C/2019 Y4 (ATLAS) in Taurus.
Originally predicted to be a candidate for Comet of the Century,  then it broke up.  But the 4 main pieces are still going and are quite bright at magnitudes ranging from 3.8 to 5.9.
But we can't see them, as they are now too close to the Sun.

C/2017 T2 (PANSTARRS) in Ursa Major, mag 8.8
Circumpolar at the start of June, and reasonably high during the hours of darkness . By 6th it is quite low for part of the night and best seen between midnight and 2am. Moves into Canes Venatici on 25th, when it will have faded slightly and only be high enough from 01.00 to 01.30.  On 30th it is predicted to have faded to mag 9.2 and will be best positioned between 00.40 and 01.40.

C/2020 F8 (SWAN) in Auriga, mag 6.4
Yet another which hasn't lived up to expectations, estimates now a couple of magnitudes less than previously given. On 1st it is circumpolar, just over 1 degree SW of Capella, only 11 degrees above the horizon as the sky darkens. It is moving south westwards, getting lower in the evening sky.  On 23rd it moves into Lynx and is only 9 degrees at dusk.  It goes back into Auriga on 28th  and on 30th, now with an estimated mag of 8.1, appears only 9 degrees from the Sun.

For more info and exact positions of any solar system objects see

I usually recommend www.cometwatch.co.uk but as it hasn't been updated since April 20th, maybe not.
If I've missed any current comets - blame them!

Meteor Showers

Not a good month for meteor spotters. The antehelion source may provide one or two, especially in early and late June but the radiant, moving across Sagittarius, is very low for observers in the northern hemisphere.

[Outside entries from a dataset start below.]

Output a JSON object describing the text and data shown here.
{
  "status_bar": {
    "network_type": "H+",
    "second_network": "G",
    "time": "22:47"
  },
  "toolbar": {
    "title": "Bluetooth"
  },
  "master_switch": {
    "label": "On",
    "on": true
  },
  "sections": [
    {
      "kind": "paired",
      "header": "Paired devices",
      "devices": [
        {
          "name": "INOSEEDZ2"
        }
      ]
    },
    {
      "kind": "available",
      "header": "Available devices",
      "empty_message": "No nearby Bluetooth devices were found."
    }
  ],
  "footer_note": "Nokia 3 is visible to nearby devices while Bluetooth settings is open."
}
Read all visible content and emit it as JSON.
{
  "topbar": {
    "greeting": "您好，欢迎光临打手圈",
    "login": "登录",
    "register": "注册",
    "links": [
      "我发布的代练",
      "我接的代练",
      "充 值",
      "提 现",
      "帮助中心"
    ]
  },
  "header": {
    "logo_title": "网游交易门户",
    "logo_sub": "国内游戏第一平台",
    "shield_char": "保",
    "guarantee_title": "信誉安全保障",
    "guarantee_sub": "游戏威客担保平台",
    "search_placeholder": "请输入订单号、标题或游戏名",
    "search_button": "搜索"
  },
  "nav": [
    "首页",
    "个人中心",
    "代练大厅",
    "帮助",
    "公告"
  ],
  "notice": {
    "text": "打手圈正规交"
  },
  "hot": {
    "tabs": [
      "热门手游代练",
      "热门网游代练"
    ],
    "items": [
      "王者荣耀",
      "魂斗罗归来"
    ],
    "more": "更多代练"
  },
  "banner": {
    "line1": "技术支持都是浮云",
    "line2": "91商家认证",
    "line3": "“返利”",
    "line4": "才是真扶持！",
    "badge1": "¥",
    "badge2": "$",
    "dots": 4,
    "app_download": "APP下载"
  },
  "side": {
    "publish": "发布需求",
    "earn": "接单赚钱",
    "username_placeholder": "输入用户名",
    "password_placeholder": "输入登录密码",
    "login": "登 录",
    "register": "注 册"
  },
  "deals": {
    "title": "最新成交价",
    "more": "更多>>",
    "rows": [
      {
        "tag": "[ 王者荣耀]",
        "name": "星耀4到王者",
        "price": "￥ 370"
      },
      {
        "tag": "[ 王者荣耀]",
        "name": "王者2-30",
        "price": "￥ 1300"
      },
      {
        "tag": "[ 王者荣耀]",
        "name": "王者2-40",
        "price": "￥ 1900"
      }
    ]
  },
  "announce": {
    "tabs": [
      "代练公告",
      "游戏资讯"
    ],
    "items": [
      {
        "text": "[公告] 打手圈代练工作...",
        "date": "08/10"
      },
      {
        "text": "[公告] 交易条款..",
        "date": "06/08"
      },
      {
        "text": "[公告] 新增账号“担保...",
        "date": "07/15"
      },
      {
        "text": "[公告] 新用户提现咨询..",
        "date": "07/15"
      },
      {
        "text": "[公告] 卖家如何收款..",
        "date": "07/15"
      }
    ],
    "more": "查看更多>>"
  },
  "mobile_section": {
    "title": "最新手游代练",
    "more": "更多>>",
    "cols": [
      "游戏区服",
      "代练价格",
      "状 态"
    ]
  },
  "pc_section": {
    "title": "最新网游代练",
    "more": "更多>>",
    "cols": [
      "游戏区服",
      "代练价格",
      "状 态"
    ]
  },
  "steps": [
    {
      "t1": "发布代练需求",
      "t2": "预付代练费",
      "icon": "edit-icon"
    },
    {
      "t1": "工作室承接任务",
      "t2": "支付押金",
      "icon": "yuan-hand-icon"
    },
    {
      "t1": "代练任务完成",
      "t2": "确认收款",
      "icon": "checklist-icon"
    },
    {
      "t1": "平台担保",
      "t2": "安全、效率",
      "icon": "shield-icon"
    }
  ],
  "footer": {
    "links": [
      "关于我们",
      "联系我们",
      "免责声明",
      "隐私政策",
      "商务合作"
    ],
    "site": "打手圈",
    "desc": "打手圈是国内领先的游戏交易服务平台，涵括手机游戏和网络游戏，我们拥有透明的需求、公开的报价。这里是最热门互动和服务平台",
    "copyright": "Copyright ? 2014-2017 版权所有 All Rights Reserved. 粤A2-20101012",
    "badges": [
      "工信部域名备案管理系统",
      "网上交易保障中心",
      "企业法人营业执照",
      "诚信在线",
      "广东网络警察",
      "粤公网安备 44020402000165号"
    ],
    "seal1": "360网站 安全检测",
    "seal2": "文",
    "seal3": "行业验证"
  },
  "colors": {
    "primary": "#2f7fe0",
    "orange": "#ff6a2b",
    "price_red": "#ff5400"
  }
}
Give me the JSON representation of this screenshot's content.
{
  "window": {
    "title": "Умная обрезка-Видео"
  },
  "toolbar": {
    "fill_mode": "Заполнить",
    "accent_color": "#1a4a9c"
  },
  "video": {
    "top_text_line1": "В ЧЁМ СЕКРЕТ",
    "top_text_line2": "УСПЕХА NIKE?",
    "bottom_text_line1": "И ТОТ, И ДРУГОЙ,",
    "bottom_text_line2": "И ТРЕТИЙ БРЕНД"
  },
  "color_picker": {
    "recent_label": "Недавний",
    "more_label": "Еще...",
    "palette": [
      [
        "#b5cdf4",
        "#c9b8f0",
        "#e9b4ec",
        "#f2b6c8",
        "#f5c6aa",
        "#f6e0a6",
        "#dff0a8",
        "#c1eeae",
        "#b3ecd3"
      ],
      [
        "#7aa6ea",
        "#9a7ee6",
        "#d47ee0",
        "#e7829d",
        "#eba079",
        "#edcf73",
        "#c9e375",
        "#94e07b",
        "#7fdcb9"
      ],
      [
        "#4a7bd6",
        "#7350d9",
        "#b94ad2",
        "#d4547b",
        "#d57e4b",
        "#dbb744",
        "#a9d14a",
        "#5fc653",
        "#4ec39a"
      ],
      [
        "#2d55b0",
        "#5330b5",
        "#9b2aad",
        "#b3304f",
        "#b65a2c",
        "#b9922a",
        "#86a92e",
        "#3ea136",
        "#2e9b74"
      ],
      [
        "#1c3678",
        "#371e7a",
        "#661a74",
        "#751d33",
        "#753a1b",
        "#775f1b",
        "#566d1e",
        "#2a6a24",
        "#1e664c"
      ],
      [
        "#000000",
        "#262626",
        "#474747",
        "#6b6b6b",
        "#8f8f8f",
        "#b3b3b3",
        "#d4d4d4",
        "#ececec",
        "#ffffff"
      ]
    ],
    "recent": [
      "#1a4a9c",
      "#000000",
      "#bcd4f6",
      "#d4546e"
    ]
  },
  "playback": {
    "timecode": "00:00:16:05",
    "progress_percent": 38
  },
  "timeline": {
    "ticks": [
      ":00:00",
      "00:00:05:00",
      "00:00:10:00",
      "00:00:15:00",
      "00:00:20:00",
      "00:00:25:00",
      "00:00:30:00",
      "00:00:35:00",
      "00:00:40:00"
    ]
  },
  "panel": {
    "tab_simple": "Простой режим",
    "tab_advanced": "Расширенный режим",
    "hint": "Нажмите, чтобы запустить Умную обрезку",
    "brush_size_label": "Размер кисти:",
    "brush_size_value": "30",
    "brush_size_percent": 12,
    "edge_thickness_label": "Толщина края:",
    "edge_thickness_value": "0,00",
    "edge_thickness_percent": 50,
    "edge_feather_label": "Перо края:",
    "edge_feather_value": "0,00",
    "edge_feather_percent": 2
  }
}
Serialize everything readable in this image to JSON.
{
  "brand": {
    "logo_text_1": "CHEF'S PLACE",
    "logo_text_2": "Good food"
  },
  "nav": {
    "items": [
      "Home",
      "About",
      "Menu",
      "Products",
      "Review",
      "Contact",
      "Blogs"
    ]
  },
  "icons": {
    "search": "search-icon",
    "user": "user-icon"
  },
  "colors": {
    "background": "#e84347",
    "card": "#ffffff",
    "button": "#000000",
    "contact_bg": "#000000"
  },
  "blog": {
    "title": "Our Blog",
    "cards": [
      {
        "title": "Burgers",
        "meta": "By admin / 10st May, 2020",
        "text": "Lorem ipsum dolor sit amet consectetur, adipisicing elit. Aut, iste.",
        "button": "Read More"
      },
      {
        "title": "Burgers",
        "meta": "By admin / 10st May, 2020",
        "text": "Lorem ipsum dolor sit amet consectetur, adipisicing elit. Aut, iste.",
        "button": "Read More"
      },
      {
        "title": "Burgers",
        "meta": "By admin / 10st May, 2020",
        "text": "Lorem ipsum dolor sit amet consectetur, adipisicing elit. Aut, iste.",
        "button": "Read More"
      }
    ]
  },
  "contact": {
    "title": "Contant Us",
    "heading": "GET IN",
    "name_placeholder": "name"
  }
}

June Bootids, active (maybe) June 22nd to July 2nd, peak on the night of 27th around 23.00.  ZHR is variable, given as anything between zero and 30, but this year is predicted to be at the lower end of that range, though there could possibly be some activity on 23rd.  The parent comet of these slow moving meteors is 7P/Pons-Winnecke.

June Lyrids, peak 15th/16th.  Not much activity from these in recent years.

There are a few daytime showers:

Zeta Perseids,  active May 20th to July 5th. peak 9th (or maybe 13th).  This shower, parent comet 2P/Encke, was first discovered at Jodrell Bank in 1947.

Beta Taurids,  active June 5th to July 18th, peak 28th.  ZHR said to be 'weak' or 'modest' but it is thought that the Tunguska meteor in June 1908 could have been associated with this shower.

Daytime Arietids, active May 14th to June 24th, peak June 7th,  ZHR 30.
A few of these may be spotted visually in the morning twilight but the radiant is only 30 degrees west of the Sun.